Tribunal Administratif de Dijon — Décision N° TA21-2201725

jeudi 28 juillet 2022

JuridictionTribunal Administratif de Dijon
SectionTribunal Administratif de Dijon
N° DossierTA21-2201725
TypeDécision
RecoursExcès de pouvoir
PublicationC
Avocat requérantHABIB EGLANTINE

Texte intégral

Vu la procédure suivante :

I- Par une requête enregistrée le 4 juillet 2022 sous le n° 2201725, Mme C F, représentée par Me Habib, demande au juge des référés :

1°) de suspendre la décision du 31 mai 2022 par laquelle la directrice académique des services de l'éducation nationale de la Côte-d'Or a refusé de lui accorder l'autorisation d'instruire en famille son fils A au titre de l'année 2022-2023 ;

2°) de mettre à la charge de l'État une somme de 1 500 euros au titre de l'article

L. 761-l du code de justice administrative.

Elle soutient que :

- elle a exercé le recours administratif préalable obligatoire ;

- l'urgence est constituée dès lors que l'enfant ne pourra pas suivre la scolarité prévue par ses parents ;

- il existe un doute sérieux quant à la légalité de la décision ; la décision est entachée d'un défaut de motivation ; elle est entachée d'une erreur de droit et d'une erreur d'appréciation.

Par mémoire en défense, enregistré le 15 juillet 2022, le recteur de l'académie de Dijon conclut au rejet de la requête.

Il soutient que :

- la requête est irrecevable, dès lors que la décision prise sur RAPO s'est substituée à la décision attaquée, et que le requérante n'a pas présenté de requête au fond contre cette seconde décision ;

- la condition d'urgence n'est pas satisfaite et qu'il n'existe aucun doute sérieux quant à la légalité de la décision contestée.

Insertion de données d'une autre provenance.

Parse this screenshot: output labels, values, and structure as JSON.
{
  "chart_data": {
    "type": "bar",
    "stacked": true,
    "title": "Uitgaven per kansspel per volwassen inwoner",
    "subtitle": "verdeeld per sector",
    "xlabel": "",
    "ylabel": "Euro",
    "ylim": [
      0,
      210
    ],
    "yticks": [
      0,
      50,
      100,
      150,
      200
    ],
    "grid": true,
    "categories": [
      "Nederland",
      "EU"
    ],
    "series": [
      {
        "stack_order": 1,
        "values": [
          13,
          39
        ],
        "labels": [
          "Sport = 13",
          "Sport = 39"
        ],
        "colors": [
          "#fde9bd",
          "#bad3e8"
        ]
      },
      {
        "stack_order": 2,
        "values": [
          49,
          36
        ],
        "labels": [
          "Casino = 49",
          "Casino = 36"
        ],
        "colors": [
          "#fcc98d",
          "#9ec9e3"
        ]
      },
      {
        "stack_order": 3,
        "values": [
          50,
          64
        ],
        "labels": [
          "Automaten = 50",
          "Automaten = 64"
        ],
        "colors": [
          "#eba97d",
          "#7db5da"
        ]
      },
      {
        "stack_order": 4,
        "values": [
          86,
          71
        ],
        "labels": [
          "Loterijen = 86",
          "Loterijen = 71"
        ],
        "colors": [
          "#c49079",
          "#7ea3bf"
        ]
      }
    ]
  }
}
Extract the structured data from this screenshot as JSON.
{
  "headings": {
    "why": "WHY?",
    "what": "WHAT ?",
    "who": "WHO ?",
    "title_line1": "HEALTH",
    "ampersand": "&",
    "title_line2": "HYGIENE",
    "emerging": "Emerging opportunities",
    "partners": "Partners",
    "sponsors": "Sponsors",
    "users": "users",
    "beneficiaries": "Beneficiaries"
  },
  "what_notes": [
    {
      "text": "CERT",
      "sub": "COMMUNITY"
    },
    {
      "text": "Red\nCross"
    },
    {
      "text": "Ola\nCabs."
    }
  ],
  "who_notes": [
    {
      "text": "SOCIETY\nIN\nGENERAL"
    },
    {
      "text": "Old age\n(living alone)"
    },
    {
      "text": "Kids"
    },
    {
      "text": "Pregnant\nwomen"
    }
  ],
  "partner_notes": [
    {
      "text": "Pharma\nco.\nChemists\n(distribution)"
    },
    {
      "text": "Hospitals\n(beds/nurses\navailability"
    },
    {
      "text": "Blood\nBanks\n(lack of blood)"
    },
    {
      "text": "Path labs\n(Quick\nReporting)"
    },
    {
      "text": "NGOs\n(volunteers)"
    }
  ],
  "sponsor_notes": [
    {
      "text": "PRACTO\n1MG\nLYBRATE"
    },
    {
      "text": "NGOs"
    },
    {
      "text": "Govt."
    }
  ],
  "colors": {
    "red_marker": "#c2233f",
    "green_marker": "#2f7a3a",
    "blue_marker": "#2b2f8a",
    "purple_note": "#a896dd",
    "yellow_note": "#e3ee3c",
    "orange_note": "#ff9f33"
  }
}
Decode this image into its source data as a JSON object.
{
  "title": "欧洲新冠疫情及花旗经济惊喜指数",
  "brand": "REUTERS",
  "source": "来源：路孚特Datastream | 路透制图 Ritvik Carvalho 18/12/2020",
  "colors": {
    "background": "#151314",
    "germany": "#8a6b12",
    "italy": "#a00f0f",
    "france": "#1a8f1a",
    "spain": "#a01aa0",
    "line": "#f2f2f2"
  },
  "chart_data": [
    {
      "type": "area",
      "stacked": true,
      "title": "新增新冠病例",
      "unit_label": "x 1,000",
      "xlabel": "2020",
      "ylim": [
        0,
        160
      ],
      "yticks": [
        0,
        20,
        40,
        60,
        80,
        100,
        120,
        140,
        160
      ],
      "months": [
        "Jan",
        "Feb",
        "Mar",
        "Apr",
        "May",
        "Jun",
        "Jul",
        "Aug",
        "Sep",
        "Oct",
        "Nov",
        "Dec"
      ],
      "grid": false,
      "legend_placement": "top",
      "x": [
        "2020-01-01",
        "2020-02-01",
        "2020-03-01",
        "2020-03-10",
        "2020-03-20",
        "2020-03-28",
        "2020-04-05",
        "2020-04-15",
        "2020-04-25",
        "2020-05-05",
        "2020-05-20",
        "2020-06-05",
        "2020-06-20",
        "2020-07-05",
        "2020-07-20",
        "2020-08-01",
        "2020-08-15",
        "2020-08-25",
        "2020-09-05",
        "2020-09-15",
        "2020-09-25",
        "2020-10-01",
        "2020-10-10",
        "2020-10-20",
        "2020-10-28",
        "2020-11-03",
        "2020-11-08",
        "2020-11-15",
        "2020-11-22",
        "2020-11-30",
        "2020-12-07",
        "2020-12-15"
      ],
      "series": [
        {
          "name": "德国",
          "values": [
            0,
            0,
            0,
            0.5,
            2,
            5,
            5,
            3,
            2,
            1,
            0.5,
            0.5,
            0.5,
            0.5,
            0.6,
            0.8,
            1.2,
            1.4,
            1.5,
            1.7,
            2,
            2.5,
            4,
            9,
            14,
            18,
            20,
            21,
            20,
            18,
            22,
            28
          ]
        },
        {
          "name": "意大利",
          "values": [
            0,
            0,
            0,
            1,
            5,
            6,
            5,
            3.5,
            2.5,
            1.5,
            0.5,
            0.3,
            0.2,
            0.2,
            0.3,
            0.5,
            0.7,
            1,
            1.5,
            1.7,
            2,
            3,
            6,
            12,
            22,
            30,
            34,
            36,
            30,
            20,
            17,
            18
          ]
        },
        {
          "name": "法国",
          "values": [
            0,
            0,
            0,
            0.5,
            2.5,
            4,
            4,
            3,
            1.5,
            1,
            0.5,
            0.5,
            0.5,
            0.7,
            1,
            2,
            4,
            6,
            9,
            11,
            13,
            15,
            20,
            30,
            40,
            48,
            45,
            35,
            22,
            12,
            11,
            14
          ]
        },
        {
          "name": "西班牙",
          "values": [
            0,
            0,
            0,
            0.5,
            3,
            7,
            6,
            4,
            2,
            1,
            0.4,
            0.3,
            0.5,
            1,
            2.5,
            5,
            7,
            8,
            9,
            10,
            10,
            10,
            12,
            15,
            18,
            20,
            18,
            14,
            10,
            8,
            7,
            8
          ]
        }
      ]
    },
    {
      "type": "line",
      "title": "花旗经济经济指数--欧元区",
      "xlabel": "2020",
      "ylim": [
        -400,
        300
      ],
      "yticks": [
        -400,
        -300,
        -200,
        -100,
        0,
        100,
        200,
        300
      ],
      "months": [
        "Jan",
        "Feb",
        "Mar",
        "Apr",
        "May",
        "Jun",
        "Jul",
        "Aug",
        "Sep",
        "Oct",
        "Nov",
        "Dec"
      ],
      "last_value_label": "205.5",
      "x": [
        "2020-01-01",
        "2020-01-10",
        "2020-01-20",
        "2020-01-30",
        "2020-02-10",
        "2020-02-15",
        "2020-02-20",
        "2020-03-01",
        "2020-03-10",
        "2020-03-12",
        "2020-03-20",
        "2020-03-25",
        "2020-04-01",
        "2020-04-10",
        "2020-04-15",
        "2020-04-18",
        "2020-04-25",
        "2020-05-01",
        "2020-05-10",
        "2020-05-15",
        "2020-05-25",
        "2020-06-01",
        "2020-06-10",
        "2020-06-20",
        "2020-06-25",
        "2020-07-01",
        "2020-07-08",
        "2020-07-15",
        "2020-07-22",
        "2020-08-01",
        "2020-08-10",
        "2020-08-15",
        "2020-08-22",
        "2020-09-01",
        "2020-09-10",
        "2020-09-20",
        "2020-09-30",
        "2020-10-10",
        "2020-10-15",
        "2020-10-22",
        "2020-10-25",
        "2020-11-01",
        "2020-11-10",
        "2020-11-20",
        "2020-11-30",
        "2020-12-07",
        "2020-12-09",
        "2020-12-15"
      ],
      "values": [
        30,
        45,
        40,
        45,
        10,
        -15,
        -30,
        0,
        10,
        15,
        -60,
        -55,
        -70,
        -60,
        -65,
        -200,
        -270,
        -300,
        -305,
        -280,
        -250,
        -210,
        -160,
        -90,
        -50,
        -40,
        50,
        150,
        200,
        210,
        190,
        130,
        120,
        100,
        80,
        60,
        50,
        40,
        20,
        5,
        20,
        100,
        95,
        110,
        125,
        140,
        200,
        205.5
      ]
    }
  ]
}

II- Par une requête enregistrée le 20 juillet 2022 sous le n° 2201909, Mme C F, représentée par Me Habib, demande au juge des référés :

1°) de suspendre la décision 4 juillet 2022 par laquelle la commission de recours relative aux demandes d'autorisation d'instruction dans la famille de l'académie de Dijon a rejeté son recours administratif préalable obligatoire et confirmé le refus d'autoriser l'instruction en famille de son fils A au titre de l'année 2022-2023 ;

2°) d'enjoindre au recteur de l'académie de Dijon d'autoriser l'instruction en famille pour son fils A ;

3°) de mettre à la charge de l'État une somme de 1 500 euros au titre de l'article

L. 761-l du code de justice administrative.

Elle soutient que :

- l'urgence est constituée dès lors que l'enfant ne pourra pas suivre la scolarité prévue par ses parents ;

- il existe un doute sérieux quant à la légalité de la décision ; la décision est entachée d'un défaut de motivation ; elle est entachée d'une erreur de droit et d'une erreur d'appréciation.

Vu :

- les autres pièces des dossiers ;

- les requêtes enregistrées sous les n° 2201726 et 2201910.

Vu :

- le code de l'éducation ;

- la loi n° 2021-1109 du 24 août 2021 confortant le respect des principes de la République ;

- le code de justice administrative.

Le président du tribunal a désigné Mme Desseix, première conseillère, pour statuer sur les demandes de référé.

Les parties ont été régulièrement averties du jour de l'audience du 21 juillet 2022 à 10 heures.

Ont été entendus au cours de l'audience publique tenue en présence de M. Testori, greffier d'audience :

- le rapport de Mme Desseix, juge des référés ;

- les observations de Me Habib, représentant Mme F, qui reprend et développe les moyens de sa requête,

- et les observations de M. E, représentant le recteur de l'académie de Dijon qui a repris les faits, moyens et conclusions exposés dans ses écritures.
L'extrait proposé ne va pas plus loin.